There are three basic entry points, of which you should read the documentation:

After you have installed mjoindices, you can download an example from the source, which consists of two files:

  • recalculate_original_omi.py: After downloading some data files, which are mentioned and linked in the source documentation of the example, you can run this example to recalculate the original OMI values. The script will save the computed Empirical Orthogonal Functions (EOFs) and the Principal Components (PCs) in two individual files, which can also be configured in the source code. In addition, it will save a few plots into a directory, which can also be configured in the source. These plots show the agreement with the original OMI values (slight deviations are expected due to numerical differences. This is explained in detail in the corresponding software meta paper).

    Note that you can use this example also as a template to calculate OMI values with your own OLR data. In order to do that, you only have to adapt two parts of the code, which are also marked in the code documentation.

    Note also that this script may run for one or two hours on common personal computer systems.

  • evaluate_omi_reproduction.py: This script produces more detailed comparison plots and saves them into a directory.

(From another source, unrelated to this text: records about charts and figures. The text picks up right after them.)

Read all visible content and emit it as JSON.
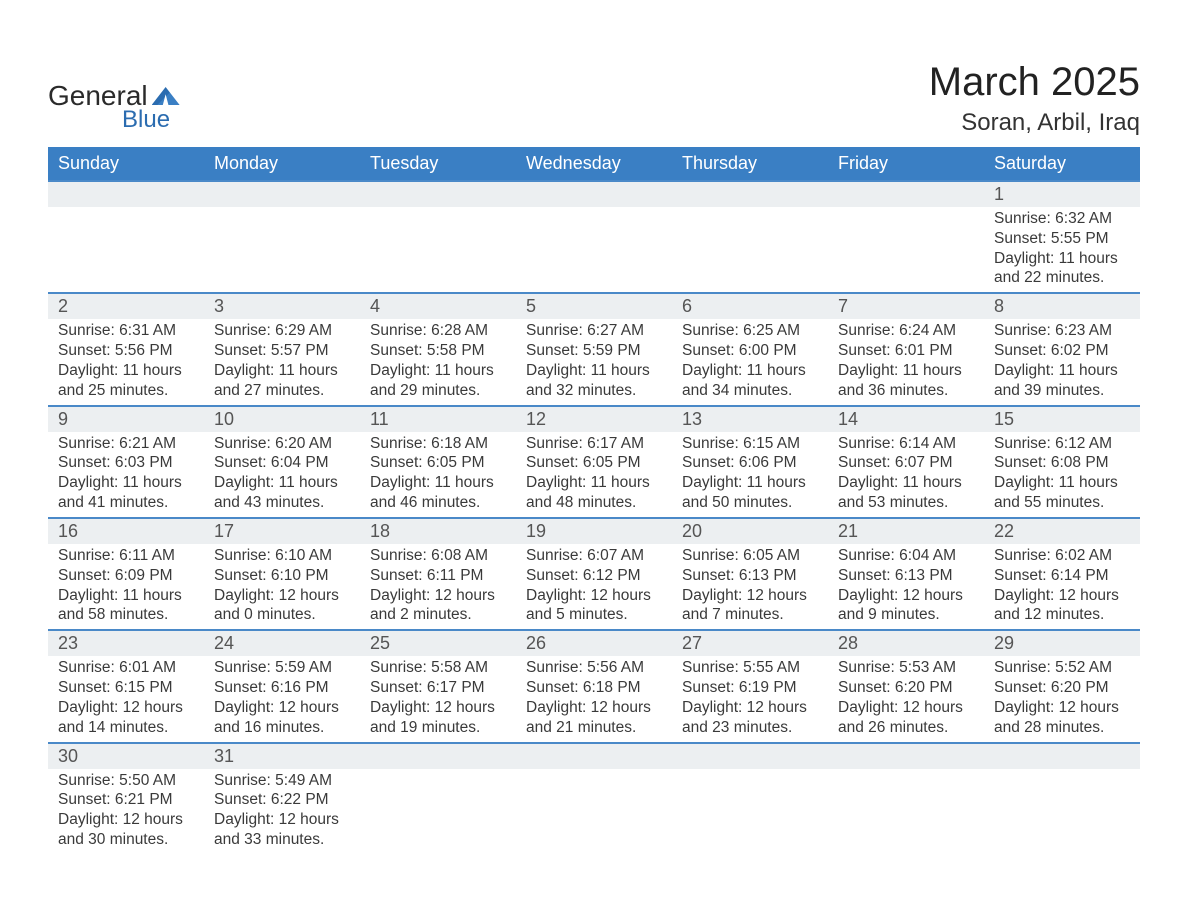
{
  "brand": {
    "name1": "General",
    "name2": "Blue",
    "accent": "#2b6cb0"
  },
  "title": "March 2025",
  "location": "Soran, Arbil, Iraq",
  "weekdays": [
    "Sunday",
    "Monday",
    "Tuesday",
    "Wednesday",
    "Thursday",
    "Friday",
    "Saturday"
  ],
  "colors": {
    "header_bg": "#3a7fc4",
    "header_fg": "#ffffff",
    "daynum_bg": "#eceff1",
    "row_border": "#4a89c8",
    "text": "#3a3a3a"
  },
  "weeks": [
    [
      null,
      null,
      null,
      null,
      null,
      null,
      {
        "d": "1",
        "sr": "6:32 AM",
        "ss": "5:55 PM",
        "dl": "11 hours and 22 minutes."
      }
    ],
    [
      {
        "d": "2",
        "sr": "6:31 AM",
        "ss": "5:56 PM",
        "dl": "11 hours and 25 minutes."
      },
      {
        "d": "3",
        "sr": "6:29 AM",
        "ss": "5:57 PM",
        "dl": "11 hours and 27 minutes."
      },
      {
        "d": "4",
        "sr": "6:28 AM",
        "ss": "5:58 PM",
        "dl": "11 hours and 29 minutes."
      },
      {
        "d": "5",
        "sr": "6:27 AM",
        "ss": "5:59 PM",
        "dl": "11 hours and 32 minutes."
      },
      {
        "d": "6",
        "sr": "6:25 AM",
        "ss": "6:00 PM",
        "dl": "11 hours and 34 minutes."
      },
      {
        "d": "7",
        "sr": "6:24 AM",
        "ss": "6:01 PM",
        "dl": "11 hours and 36 minutes."
      },
      {
        "d": "8",
        "sr": "6:23 AM",
        "ss": "6:02 PM",
        "dl": "11 hours and 39 minutes."
      }
    ],
    [
      {
        "d": "9",
        "sr": "6:21 AM",
        "ss": "6:03 PM",
        "dl": "11 hours and 41 minutes."
      },
      {
        "d": "10",
        "sr": "6:20 AM",
        "ss": "6:04 PM",
        "dl": "11 hours and 43 minutes."
      },
      {
        "d": "11",
        "sr": "6:18 AM",
        "ss": "6:05 PM",
        "dl": "11 hours and 46 minutes."
      },
      {
        "d": "12",
        "sr": "6:17 AM",
        "ss": "6:05 PM",
        "dl": "11 hours and 48 minutes."
      },
      {
        "d": "13",
        "sr": "6:15 AM",
        "ss": "6:06 PM",
        "dl": "11 hours and 50 minutes."
      },
      {
        "d": "14",
        "sr": "6:14 AM",
        "ss": "6:07 PM",
        "dl": "11 hours and 53 minutes."
      },
      {
        "d": "15",
        "sr": "6:12 AM",
        "ss": "6:08 PM",
        "dl": "11 hours and 55 minutes."
      }
    ],
    [
      {
        "d": "16",
        "sr": "6:11 AM",
        "ss": "6:09 PM",
        "dl": "11 hours and 58 minutes."
      },
      {
        "d": "17",
        "sr": "6:10 AM",
        "ss": "6:10 PM",
        "dl": "12 hours and 0 minutes."
      },
      {
        "d": "18",
        "sr": "6:08 AM",
        "ss": "6:11 PM",
        "dl": "12 hours and 2 minutes."
      },
      {
        "d": "19",
        "sr": "6:07 AM",
        "ss": "6:12 PM",
        "dl": "12 hours and 5 minutes."
      },
      {
        "d": "20",
        "sr": "6:05 AM",
        "ss": "6:13 PM",
        "dl": "12 hours and 7 minutes."
      },
      {
        "d": "21",
        "sr": "6:04 AM",
        "ss": "6:13 PM",
        "dl": "12 hours and 9 minutes."
      },
      {
        "d": "22",
        "sr": "6:02 AM",
        "ss": "6:14 PM",
        "dl": "12 hours and 12 minutes."
      }
    ],
    [
      {
        "d": "23",
        "sr": "6:01 AM",
        "ss": "6:15 PM",
        "dl": "12 hours and 14 minutes."
      },
      {
        "d": "24",
        "sr": "5:59 AM",
        "ss": "6:16 PM",
        "dl": "12 hours and 16 minutes."
      },
      {
        "d": "25",
        "sr": "5:58 AM",
        "ss": "6:17 PM",
        "dl": "12 hours and 19 minutes."
      },
      {
        "d": "26",
        "sr": "5:56 AM",
        "ss": "6:18 PM",
        "dl": "12 hours and 21 minutes."
      },
      {
        "d": "27",
        "sr": "5:55 AM",
        "ss": "6:19 PM",
        "dl": "12 hours and 23 minutes."
      },
      {
        "d": "28",
        "sr": "5:53 AM",
        "ss": "6:20 PM",
        "dl": "12 hours and 26 minutes."
      },
      {
        "d": "29",
        "sr": "5:52 AM",
        "ss": "6:20 PM",
        "dl": "12 hours and 28 minutes."
      }
    ],
    [
      {
        "d": "30",
        "sr": "5:50 AM",
        "ss": "6:21 PM",
        "dl": "12 hours and 30 minutes."
      },
      {
        "d": "31",
        "sr": "5:49 AM",
        "ss": "6:22 PM",
        "dl": "12 hours and 33 minutes."
      },
      null,
      null,
      null,
      null,
      null
    ]
  ],
  "labels": {
    "sunrise": "Sunrise: ",
    "sunset": "Sunset: ",
    "daylight": "Daylight: "
  }
}
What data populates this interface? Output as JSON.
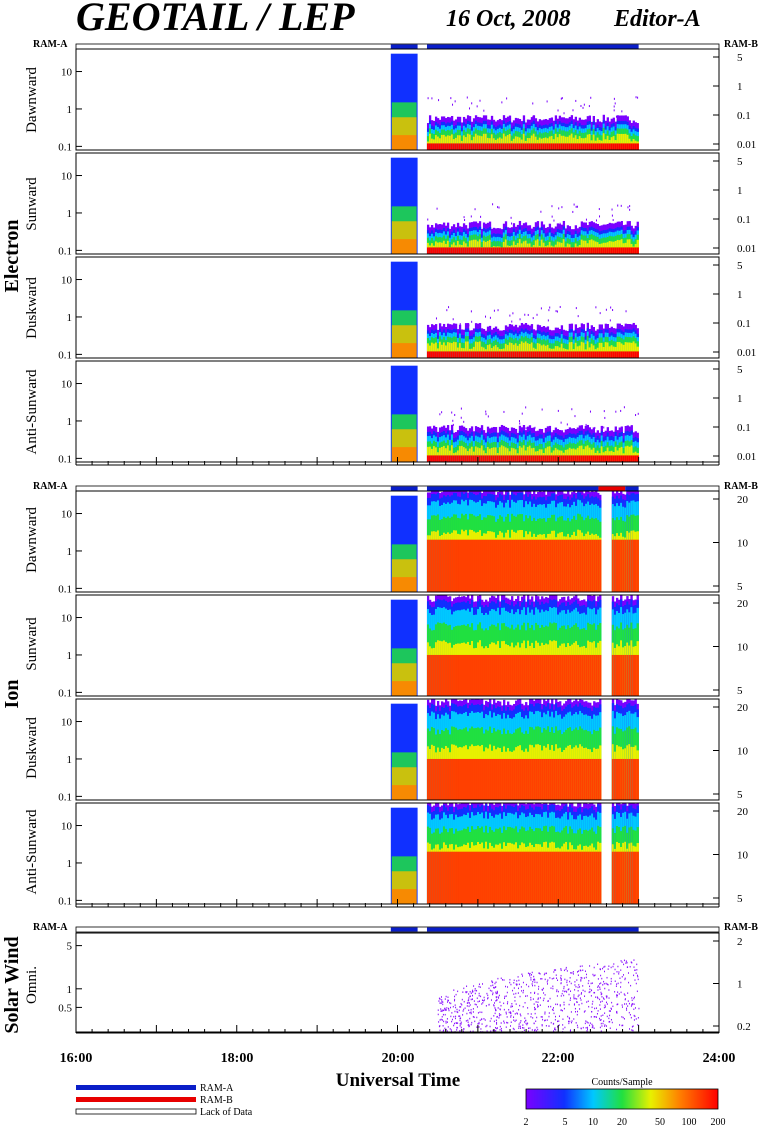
{
  "header": {
    "title": "GEOTAIL / LEP",
    "date": "16 Oct, 2008",
    "editor": "Editor-A"
  },
  "colors": {
    "ram_a": "#0a1ec8",
    "ram_b": "#e80000",
    "lack_of_data": "#ffffff"
  },
  "ram_labels": {
    "left": "RAM-A",
    "right": "RAM-B"
  },
  "groups": [
    {
      "label": "Electron"
    },
    {
      "label": "Ion"
    },
    {
      "label": "Solar Wind"
    }
  ],
  "legend": {
    "items": [
      "RAM-A",
      "RAM-B",
      "Lack of Data"
    ],
    "colorbar_title": "Counts/Sample",
    "colorbar_ticks": [
      "2",
      "5",
      "10",
      "20",
      "50",
      "100",
      "200"
    ]
  },
  "chart_data": [
    {
      "type": "heatmap",
      "group": "Electron",
      "panel": "Dawnward",
      "xlim": [
        "16:00",
        "24:00"
      ],
      "ylim": [
        0.08,
        40
      ],
      "yscale": "log",
      "y_ticks": [
        "0.1",
        "1",
        "10"
      ],
      "right_ticks": [
        "0.01",
        "0.1",
        "1",
        "5"
      ],
      "data_intervals": [
        [
          "19:55",
          "20:15"
        ],
        [
          "20:22",
          "23:00"
        ]
      ],
      "color_band_top": {
        "blue": 0.4,
        "green": 0.25,
        "yellow": 0.18,
        "red": 0.12
      }
    },
    {
      "type": "heatmap",
      "group": "Electron",
      "panel": "Sunward",
      "xlim": [
        "16:00",
        "24:00"
      ],
      "ylim": [
        0.08,
        40
      ],
      "yscale": "log",
      "y_ticks": [
        "0.1",
        "1",
        "10"
      ],
      "right_ticks": [
        "0.01",
        "0.1",
        "1",
        "5"
      ],
      "data_intervals": [
        [
          "19:55",
          "20:15"
        ],
        [
          "20:22",
          "23:00"
        ]
      ],
      "color_band_top": {
        "blue": 0.35,
        "green": 0.22,
        "yellow": 0.16,
        "red": 0.12
      }
    },
    {
      "type": "heatmap",
      "group": "Electron",
      "panel": "Duskward",
      "xlim": [
        "16:00",
        "24:00"
      ],
      "ylim": [
        0.08,
        40
      ],
      "yscale": "log",
      "y_ticks": [
        "0.1",
        "1",
        "10"
      ],
      "right_ticks": [
        "0.01",
        "0.1",
        "1",
        "5"
      ],
      "data_intervals": [
        [
          "19:55",
          "20:15"
        ],
        [
          "20:22",
          "23:00"
        ]
      ],
      "color_band_top": {
        "blue": 0.4,
        "green": 0.25,
        "yellow": 0.18,
        "red": 0.12
      }
    },
    {
      "type": "heatmap",
      "group": "Electron",
      "panel": "Anti-Sunward",
      "xlim": [
        "16:00",
        "24:00"
      ],
      "ylim": [
        0.08,
        40
      ],
      "yscale": "log",
      "y_ticks": [
        "0.1",
        "1",
        "10"
      ],
      "right_ticks": [
        "0.01",
        "0.1",
        "1",
        "5"
      ],
      "data_intervals": [
        [
          "19:55",
          "20:15"
        ],
        [
          "20:22",
          "23:00"
        ]
      ],
      "color_band_top": {
        "blue": 0.45,
        "green": 0.25,
        "yellow": 0.18,
        "red": 0.12
      }
    },
    {
      "type": "heatmap",
      "group": "Ion",
      "panel": "Dawnward",
      "xlim": [
        "16:00",
        "24:00"
      ],
      "ylim": [
        0.08,
        40
      ],
      "yscale": "log",
      "y_ticks": [
        "0.1",
        "1",
        "10"
      ],
      "right_ticks": [
        "5",
        "10",
        "20"
      ],
      "data_intervals": [
        [
          "19:55",
          "20:15"
        ],
        [
          "20:22",
          "22:32"
        ],
        [
          "22:40",
          "23:00"
        ]
      ],
      "color_band_top": {
        "blue": 30,
        "green": 8,
        "yellow": 3,
        "red": 2
      }
    },
    {
      "type": "heatmap",
      "group": "Ion",
      "panel": "Sunward",
      "xlim": [
        "16:00",
        "24:00"
      ],
      "ylim": [
        0.08,
        40
      ],
      "yscale": "log",
      "y_ticks": [
        "0.1",
        "1",
        "10"
      ],
      "right_ticks": [
        "5",
        "10",
        "20"
      ],
      "data_intervals": [
        [
          "19:55",
          "20:15"
        ],
        [
          "20:22",
          "22:32"
        ],
        [
          "22:40",
          "23:00"
        ]
      ],
      "color_band_top": {
        "blue": 25,
        "green": 6,
        "yellow": 2,
        "red": 1
      }
    },
    {
      "type": "heatmap",
      "group": "Ion",
      "panel": "Duskward",
      "xlim": [
        "16:00",
        "24:00"
      ],
      "ylim": [
        0.08,
        40
      ],
      "yscale": "log",
      "y_ticks": [
        "0.1",
        "1",
        "10"
      ],
      "right_ticks": [
        "5",
        "10",
        "20"
      ],
      "data_intervals": [
        [
          "19:55",
          "20:15"
        ],
        [
          "20:22",
          "22:32"
        ],
        [
          "22:40",
          "23:00"
        ]
      ],
      "color_band_top": {
        "blue": 25,
        "green": 6,
        "yellow": 2,
        "red": 1
      }
    },
    {
      "type": "heatmap",
      "group": "Ion",
      "panel": "Anti-Sunward",
      "xlim": [
        "16:00",
        "24:00"
      ],
      "ylim": [
        0.08,
        40
      ],
      "yscale": "log",
      "y_ticks": [
        "0.1",
        "1",
        "10"
      ],
      "right_ticks": [
        "5",
        "10",
        "20"
      ],
      "data_intervals": [
        [
          "19:55",
          "20:15"
        ],
        [
          "20:22",
          "22:32"
        ],
        [
          "22:40",
          "23:00"
        ]
      ],
      "color_band_top": {
        "blue": 30,
        "green": 8,
        "yellow": 3,
        "red": 2
      }
    },
    {
      "type": "scatter",
      "group": "Solar Wind",
      "panel": "Omni.",
      "xlim": [
        "16:00",
        "24:00"
      ],
      "ylim": [
        0.2,
        8
      ],
      "yscale": "log",
      "y_ticks": [
        "0.5",
        "1",
        "5"
      ],
      "right_ticks": [
        "0.2",
        "1",
        "2"
      ],
      "data_intervals": [
        [
          "20:30",
          "23:00"
        ]
      ]
    }
  ],
  "ram_bars": [
    {
      "segments": [
        [
          "19:55",
          "20:15",
          "ram_a"
        ],
        [
          "20:22",
          "23:00",
          "ram_a"
        ]
      ]
    },
    {
      "segments": [
        [
          "19:55",
          "20:15",
          "ram_a"
        ],
        [
          "20:22",
          "22:30",
          "ram_a"
        ],
        [
          "22:30",
          "22:50",
          "ram_b"
        ],
        [
          "22:50",
          "23:00",
          "ram_a"
        ]
      ]
    },
    {
      "segments": [
        [
          "19:55",
          "20:15",
          "ram_a"
        ],
        [
          "20:22",
          "23:00",
          "ram_a"
        ]
      ]
    }
  ],
  "x_axis": {
    "label": "Universal Time",
    "ticks": [
      "16:00",
      "18:00",
      "20:00",
      "22:00",
      "24:00"
    ]
  }
}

The script recalculate_original_omi.py has to be run first, since the evaluation script is based on the saved results. As for recalculate_original_omi.py, some file and directory names have to be adapted in the beginning of the code.

Both files are also available as Jupyter notebook files.

Documentation

The documentation is found on GitHub Pages and also in the docs folder of the source.

Automated testing

After you have installed mjoindices, you can also download unit and integration tests from the source to check your installation using pytest:

  • Download the complete test directory to you local file system.

  • Download the external input and reference data files from Zenodo. Details are given in a separate Readme file.

    • Note that some necessary data files are already included in the test directory in the repository. Make sure to download those files together with the tests. The data files on Zenodo are complementary and not included in the repository for reasons of file size and ownership.
  • Install the pytest package or simply install the mjoindices development dependencies with

    pip3 install mjoindices[dev]
    
  • Move into your local test directory and run

    pytest
    
  • In the case that some tests are failing with FileNotFoundErrors, it is likely that the package code is actually working, but that the test environment is not set up properly. You should check the following before contacting us:

    • Did you download the data files from the repository?
    • Did you download the data files from Zenodo?
    • Did you preserve the directory structure?
    • Did you execute pytest in the tests/ subdirectory (where pytest.ini is located)?
  • Note that the tests may run for a few hours on a common personal computer.

    • To get a quicker impression, you can omit slow tests by executing the following command. However, this will not check the core OMI computation, which is most important, of course.